It looks like Microsoft are getting pickier about email address syntax, rejecting mail that uses illegal address formats. That might be what’s causing that “550 5.6.0 CAT.InvalidContent.Exception: DataSourceOperationException, proxyAddress: prefix not supported – ; cannot handle content of message” rejection.
Why do we care?
It’s good to send syntactically valid email in a warm fuzzies sort of way – it shows we know what we’re doing, and aren’t dodgy spamware – but it’s increasingly important to delivery as mailbox providers are tightening up on their syntax checks. But why are mailbox providers doing that?
One reason is that authentication tech like DKIM and DMARC is built around them only being applied to email.

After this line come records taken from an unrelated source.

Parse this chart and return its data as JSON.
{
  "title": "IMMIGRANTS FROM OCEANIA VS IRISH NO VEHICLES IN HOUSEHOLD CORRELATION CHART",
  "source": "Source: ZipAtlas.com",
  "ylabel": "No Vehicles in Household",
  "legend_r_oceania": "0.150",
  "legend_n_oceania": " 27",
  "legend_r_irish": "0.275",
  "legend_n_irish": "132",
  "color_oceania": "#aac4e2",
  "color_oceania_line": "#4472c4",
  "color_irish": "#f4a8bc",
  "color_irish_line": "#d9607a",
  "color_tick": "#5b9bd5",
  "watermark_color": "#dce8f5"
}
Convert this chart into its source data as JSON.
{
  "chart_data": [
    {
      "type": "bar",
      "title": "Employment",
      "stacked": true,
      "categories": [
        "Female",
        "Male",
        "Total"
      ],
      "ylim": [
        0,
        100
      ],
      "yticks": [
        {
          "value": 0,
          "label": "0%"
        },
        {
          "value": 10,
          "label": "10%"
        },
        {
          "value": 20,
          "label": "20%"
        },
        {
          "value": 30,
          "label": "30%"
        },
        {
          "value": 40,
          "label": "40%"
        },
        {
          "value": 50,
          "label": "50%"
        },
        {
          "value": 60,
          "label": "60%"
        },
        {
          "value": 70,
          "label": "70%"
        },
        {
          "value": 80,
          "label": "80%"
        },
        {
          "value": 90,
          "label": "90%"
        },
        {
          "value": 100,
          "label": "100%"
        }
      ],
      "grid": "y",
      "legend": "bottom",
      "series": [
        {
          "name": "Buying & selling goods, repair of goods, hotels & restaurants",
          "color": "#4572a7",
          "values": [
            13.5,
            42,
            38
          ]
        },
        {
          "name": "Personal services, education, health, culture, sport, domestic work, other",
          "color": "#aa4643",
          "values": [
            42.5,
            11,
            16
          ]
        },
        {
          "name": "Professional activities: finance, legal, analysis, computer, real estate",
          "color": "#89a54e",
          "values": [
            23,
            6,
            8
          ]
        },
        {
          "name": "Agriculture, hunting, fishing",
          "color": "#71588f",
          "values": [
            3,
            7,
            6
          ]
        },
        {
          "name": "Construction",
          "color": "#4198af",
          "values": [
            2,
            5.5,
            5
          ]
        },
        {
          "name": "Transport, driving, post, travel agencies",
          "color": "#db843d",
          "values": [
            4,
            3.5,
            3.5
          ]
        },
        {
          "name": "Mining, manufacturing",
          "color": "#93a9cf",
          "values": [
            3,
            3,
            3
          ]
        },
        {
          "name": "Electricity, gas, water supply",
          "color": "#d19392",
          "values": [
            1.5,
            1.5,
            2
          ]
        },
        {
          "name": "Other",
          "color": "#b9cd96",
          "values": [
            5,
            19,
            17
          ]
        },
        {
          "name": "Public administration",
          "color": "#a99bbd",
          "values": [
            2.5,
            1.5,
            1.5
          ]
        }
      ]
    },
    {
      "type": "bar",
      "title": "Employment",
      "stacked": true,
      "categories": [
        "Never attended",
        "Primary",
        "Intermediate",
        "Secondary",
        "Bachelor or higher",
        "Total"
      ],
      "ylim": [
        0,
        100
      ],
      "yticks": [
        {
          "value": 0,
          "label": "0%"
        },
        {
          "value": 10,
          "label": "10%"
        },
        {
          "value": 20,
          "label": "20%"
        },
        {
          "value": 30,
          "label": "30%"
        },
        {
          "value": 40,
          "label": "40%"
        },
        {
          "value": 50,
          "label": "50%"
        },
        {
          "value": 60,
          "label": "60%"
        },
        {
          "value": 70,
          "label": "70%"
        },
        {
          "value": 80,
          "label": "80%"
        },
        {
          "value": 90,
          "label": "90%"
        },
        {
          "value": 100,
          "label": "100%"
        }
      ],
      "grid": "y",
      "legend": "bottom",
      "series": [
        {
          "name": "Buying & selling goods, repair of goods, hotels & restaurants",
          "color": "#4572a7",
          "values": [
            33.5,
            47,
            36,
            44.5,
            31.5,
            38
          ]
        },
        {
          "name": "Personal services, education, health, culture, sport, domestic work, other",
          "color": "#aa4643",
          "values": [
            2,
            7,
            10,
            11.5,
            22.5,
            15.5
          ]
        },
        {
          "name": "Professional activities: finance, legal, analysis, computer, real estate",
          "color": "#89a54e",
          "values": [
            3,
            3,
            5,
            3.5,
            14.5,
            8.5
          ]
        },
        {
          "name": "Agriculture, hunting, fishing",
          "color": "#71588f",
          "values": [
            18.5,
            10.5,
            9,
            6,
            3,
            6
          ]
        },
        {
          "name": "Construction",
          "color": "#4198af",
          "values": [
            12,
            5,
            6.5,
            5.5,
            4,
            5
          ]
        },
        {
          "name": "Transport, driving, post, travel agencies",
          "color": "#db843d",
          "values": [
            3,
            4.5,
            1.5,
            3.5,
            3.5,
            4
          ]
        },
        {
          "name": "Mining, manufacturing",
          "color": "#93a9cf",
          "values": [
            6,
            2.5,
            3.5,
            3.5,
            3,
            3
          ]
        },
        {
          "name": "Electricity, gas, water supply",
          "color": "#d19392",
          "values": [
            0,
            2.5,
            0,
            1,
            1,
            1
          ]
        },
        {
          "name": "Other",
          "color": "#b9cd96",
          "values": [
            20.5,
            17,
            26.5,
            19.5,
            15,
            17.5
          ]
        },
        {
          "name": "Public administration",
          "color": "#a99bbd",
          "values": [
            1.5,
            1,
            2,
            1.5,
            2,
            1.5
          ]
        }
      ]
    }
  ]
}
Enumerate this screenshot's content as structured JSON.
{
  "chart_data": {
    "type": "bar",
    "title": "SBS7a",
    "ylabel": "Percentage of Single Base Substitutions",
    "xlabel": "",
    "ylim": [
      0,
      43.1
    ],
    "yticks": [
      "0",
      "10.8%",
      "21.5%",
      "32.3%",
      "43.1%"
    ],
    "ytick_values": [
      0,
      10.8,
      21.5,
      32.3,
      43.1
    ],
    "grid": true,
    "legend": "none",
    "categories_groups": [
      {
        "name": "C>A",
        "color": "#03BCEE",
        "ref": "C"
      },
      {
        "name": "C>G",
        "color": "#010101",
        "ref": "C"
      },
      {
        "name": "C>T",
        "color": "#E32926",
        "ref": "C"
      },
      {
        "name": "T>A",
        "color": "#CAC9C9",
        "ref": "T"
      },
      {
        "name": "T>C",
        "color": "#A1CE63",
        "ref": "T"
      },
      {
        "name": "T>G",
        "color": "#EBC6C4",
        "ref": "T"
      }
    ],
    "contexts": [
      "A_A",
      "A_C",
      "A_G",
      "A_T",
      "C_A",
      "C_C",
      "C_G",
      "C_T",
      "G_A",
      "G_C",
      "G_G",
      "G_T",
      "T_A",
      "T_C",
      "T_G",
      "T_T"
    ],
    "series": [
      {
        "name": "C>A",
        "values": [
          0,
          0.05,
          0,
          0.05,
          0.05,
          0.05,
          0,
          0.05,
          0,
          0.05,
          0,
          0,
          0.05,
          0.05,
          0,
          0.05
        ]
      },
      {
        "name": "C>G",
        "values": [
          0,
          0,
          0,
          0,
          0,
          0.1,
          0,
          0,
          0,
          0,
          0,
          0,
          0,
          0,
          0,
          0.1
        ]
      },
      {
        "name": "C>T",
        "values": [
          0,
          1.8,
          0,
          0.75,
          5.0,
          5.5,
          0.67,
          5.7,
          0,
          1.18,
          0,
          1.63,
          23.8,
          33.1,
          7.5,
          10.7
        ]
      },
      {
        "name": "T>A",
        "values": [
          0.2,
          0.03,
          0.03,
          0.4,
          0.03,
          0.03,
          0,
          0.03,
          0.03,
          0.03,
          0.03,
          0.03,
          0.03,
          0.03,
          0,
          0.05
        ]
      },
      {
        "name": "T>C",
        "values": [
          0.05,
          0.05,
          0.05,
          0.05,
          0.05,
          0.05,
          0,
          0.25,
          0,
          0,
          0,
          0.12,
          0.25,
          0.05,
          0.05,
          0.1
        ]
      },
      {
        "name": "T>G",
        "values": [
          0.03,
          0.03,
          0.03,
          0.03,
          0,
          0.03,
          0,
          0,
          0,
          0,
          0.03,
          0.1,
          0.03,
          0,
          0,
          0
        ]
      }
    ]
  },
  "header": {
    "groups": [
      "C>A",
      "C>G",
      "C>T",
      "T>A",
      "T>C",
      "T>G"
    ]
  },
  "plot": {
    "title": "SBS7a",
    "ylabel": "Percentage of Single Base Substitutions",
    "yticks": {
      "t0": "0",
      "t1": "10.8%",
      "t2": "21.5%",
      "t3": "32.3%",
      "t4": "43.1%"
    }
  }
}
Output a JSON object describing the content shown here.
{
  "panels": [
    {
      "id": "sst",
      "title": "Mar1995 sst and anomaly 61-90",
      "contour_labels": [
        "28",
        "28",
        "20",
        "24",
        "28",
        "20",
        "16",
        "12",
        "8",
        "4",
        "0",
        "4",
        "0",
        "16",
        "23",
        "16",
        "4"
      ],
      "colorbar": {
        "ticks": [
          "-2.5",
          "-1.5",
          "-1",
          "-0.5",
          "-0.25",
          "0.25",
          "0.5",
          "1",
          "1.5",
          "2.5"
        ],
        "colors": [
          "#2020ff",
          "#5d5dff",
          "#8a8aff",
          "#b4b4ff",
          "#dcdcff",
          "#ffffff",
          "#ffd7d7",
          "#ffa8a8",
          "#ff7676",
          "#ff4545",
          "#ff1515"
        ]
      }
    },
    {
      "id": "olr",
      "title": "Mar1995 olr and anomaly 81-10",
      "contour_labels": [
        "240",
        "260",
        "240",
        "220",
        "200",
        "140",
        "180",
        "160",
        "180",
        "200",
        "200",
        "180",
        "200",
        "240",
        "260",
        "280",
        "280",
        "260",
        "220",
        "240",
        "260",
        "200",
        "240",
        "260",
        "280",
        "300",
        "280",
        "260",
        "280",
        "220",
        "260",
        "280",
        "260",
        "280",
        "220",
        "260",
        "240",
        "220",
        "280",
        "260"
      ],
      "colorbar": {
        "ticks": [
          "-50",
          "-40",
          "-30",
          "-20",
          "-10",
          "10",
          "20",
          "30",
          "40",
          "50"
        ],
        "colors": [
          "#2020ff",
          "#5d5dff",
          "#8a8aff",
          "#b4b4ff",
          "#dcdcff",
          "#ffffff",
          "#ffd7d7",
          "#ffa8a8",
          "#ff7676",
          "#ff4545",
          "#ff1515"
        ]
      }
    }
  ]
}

Not to messages that kinda look like email.
There are ways to bypass DKIM protections by sending invalid messages. As one example, if you send multiple copies of the From: header with different values a DKIM checker will only check the first one. A mail client will only display one of them – maybe the first, maybe the last. If it displays the last then an attacker can send validly DKIM-signed and DMARC-authenticated mail with the attackers email address in the From field.
This is – obviously – a problem. For the specific case of duplicate headers we can mitigate it by “oversigning” headers, to break the DKIM signature if an attacker adds additional headers. That’s just a band-aid defence against a specific attack, though.
There are many other potential attacks that rely on sending messages that look almost like email, but which aren’t syntactically valid in some way. They mostly rely on the email being parsed by two different systems – the authentication checkers parse the email one way, and the metadata they extract is used to show that the message is validly authenticated, while the mail client parses the email a different way and ends up displaying different – unauthenticated – metadata to the recipient.
There’s not really any way to avoid the email being parsed multiple times, so what we need to do to fix this is to make sure it’s parsed the same way each time. And the only good way to do that is to parse it strictly against the grammar specified by the email RFCs.
As a mailbox provider what should we do with mail that violates that grammar? Treat it as unauthenticated? Drop it in the junk folder? Reject it altogether? Some mix of those?
The DKIM RFC said in 2011:
It is up to the Identity Assessor or some other subsequent agent to act on such messages as needed, such as degrading the trust of the message (or, indeed, of the Signer), warning the recipient, or even refusing delivery.
All components of the mail system that perform loose enforcement of other mail standards will need to revisit that posture when incorporating DKIM, especially when considering matters of potential attacks such as those described.
RFC 6376 #8.15
Mailbox providers are increasingly bearing this in mind.
I’ll be back Monday to talk about the syntax of addresses in email headers, which is where all this started thanks to a discussion on the M3AAAWG Slack last night.
I’m glad they’re making the parsing stricter, but it’s really ironic that it’s Microsoft doing this. Look at any message sent from O365 or Exchange and you’ll see a big pile of invalid headers, particularly Received. Their From headers have been OK as far as I can remember.